La présomption tient au certificat et au dispositif, jamais à la marque du prestataire.

Élément Régime
Signature qualifiée Présumée équivalente à la signature manuscrite (eIDAS, art. 25)
Signature avancée Valable, sans présomption : fiabilité à démontrer
Authentification N'est pas une signature : elle donne accès, elle n'engage pas
Certificat qualifié Condition de la signature qualifiée
Inscription sur la liste de confiance À vérifier à la date de la signature, non aujourd'hui
Retrait de qualification Possible : la liste est actualisée au moins tous les six mois
Prestataire d'un autre État membre Reconnu de la même manière

Modalités pratiques

Ce qu'il faut conserver est ce qui permettra de démontrer le niveau réellement obtenu.

Étape Détail
Vérification du certificat Contrôler qu'il s'agit d'un certificat qualifié, non d'un simple moyen d'authentification
Liste de confiance Vérifier l'inscription du prestataire à la date de la signature et en conserver la trace
Fichier signé natif L'archiver tel quel : l'impression détruit la signature
Horodatage L'apposer pour établir la validité du certificat après son expiration
Piste d'audit Extraire et archiver les journaux fournis par la plateforme
Actes engageants Réserver la signature qualifiée au contrat, à l'avenant et à la transaction
Vérification différée Tester périodiquement que les signatures anciennes restent vérifiables

Pratiques et recommandations

La notoriété du prestataire crée une fausse sécurité. « C'est signé avec LuxTrust » est présenté comme une garantie, alors que le produit employé détermine tout : un accès sécurisé, une signature avancée et une signature qualifiée passent par le même fournisseur sans produire les mêmes effets. Demandez le niveau, pas la marque.

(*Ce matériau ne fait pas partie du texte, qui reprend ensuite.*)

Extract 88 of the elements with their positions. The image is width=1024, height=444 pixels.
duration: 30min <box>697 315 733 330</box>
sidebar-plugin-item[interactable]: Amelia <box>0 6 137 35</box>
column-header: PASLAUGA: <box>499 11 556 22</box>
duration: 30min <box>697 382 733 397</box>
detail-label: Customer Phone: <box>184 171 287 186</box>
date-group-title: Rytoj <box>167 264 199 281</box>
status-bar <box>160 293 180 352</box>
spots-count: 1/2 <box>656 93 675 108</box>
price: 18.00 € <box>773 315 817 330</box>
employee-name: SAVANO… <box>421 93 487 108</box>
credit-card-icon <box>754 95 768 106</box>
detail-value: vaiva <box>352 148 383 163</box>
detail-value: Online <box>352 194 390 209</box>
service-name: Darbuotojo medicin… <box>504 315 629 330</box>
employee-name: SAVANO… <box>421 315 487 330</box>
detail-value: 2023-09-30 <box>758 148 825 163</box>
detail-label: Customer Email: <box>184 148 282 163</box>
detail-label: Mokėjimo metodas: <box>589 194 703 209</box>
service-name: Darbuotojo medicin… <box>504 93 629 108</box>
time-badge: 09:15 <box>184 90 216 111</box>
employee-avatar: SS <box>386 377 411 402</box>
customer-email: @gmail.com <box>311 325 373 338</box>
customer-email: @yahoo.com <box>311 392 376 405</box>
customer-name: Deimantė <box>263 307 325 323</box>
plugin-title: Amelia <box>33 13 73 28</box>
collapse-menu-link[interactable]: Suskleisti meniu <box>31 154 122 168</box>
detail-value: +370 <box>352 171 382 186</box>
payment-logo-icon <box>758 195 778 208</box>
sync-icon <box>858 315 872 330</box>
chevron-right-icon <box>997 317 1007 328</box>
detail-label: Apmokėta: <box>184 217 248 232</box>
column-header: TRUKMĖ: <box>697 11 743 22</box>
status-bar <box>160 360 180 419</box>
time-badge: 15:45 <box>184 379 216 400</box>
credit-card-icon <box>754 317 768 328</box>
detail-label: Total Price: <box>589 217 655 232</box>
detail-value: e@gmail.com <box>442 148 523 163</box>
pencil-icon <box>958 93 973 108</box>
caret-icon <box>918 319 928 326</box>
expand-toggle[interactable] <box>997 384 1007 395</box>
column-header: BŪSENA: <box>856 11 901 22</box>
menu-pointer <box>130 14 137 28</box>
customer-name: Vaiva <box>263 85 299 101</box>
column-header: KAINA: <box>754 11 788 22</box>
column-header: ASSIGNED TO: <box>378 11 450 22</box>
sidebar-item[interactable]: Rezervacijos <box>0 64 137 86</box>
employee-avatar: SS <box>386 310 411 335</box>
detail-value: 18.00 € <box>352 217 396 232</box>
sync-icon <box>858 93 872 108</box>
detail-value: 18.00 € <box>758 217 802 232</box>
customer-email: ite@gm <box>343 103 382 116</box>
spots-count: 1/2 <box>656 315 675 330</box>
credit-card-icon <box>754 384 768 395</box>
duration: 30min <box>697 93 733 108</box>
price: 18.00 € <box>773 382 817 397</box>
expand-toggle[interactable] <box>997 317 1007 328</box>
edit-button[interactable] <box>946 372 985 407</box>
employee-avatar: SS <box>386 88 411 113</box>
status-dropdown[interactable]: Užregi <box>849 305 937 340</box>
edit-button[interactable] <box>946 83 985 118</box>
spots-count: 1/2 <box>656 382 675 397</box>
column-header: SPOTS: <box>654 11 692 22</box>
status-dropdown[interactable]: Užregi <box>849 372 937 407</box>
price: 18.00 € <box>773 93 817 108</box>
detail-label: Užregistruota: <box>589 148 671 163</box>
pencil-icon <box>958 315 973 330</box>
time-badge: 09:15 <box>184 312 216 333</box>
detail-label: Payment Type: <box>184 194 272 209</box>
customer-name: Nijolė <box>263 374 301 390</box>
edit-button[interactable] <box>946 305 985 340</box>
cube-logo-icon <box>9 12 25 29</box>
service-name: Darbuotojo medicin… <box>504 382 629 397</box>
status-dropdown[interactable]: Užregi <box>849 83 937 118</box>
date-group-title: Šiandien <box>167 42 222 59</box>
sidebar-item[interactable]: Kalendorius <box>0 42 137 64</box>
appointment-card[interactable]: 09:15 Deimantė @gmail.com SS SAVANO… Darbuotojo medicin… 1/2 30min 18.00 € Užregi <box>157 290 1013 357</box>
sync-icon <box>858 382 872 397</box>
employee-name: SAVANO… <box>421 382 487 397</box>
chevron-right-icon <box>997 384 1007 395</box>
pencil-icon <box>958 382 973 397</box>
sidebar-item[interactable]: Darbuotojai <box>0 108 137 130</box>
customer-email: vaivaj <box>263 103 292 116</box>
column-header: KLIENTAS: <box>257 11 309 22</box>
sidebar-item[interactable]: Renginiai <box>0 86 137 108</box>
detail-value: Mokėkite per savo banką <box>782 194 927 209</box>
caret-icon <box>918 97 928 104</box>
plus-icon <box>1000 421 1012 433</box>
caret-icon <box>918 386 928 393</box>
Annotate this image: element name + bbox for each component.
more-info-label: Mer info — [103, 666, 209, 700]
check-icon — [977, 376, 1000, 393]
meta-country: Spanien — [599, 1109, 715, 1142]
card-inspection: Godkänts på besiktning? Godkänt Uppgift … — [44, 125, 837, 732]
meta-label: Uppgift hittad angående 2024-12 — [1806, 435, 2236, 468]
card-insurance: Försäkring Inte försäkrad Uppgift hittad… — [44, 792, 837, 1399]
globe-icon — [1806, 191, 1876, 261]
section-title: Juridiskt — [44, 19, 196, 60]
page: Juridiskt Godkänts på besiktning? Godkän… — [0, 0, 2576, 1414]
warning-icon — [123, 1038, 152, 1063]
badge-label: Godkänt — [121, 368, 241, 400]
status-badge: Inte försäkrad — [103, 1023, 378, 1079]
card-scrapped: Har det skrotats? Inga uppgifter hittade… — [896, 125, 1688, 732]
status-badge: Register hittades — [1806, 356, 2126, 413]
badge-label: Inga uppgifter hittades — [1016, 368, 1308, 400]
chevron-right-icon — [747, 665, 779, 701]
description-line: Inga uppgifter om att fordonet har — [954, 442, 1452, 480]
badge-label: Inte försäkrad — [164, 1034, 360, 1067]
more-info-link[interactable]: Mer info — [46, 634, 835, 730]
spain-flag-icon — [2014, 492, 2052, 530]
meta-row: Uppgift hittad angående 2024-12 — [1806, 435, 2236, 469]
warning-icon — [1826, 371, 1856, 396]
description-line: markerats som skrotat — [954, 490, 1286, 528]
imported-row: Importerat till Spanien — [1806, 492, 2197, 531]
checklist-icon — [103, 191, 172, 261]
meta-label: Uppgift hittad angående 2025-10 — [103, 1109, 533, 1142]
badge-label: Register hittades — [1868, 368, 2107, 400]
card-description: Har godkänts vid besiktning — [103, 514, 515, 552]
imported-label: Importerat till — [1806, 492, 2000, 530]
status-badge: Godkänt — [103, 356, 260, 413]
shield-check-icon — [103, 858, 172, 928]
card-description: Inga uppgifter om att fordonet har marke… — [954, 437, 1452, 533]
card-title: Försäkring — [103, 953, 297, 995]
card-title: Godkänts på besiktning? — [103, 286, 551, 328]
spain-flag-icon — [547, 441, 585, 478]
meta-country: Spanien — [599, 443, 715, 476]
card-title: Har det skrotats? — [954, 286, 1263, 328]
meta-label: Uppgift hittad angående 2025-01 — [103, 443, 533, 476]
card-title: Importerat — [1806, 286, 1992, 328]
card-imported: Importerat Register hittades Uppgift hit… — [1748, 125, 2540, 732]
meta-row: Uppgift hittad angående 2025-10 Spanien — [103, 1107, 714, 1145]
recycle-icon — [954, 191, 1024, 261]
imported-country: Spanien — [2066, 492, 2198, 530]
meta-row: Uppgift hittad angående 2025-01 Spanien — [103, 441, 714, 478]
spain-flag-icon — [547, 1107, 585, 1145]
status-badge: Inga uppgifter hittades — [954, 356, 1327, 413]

L'authentification confondue avec la signature est l'erreur la plus fréquente. Se connecter à un portail avec un moyen d'identification n'équivaut pas à signer le document qu'on y consulte : le premier ouvre un accès, le second engage. Beaucoup de dispositifs internes reposent sur cette confusion.

Vérifiez la qualification à la date utile. Un prestataire radié depuis la signature ne remet pas en cause la validité de l'acte, mais un prestataire qui ne figurait pas encore sur la liste au moment où il a été employé ne produisait pas de signature qualifiée. Conserver la preuve de l'inscription au jour de la signature ferme ce débat.

Cadre juridique

Référence Objet
Règlement (UE) 910/2014, art. 25 Effet juridique et présomption d'équivalence de la signature électronique qualifiée
Règlement (UE) 910/2014, art. 22 Liste de confiance nationale des prestataires qualifiés
Règlement (UE) 910/2014, art. 17 Organe de contrôle national, l'ILNAS au Luxembourg
Art. 1322-1 du Code civil Signature électronique : lien indissociable, intégrité, identification du signataire
Loi du 17 juillet 2020 Alignement de la loi de 2000 sur eIDAS et désignation de l'ILNAS
Loi du 14 août 2000 Commerce électronique ; insertion des articles 1322-1 et suivants

Note

La présomption s'attache au certificat qualifié, non au nom du prestataire : un même fournisseur propose des produits qui ne produisent pas les mêmes effets. Vérifiez le niveau employé et l'inscription sur la liste de confiance à la date de la signature.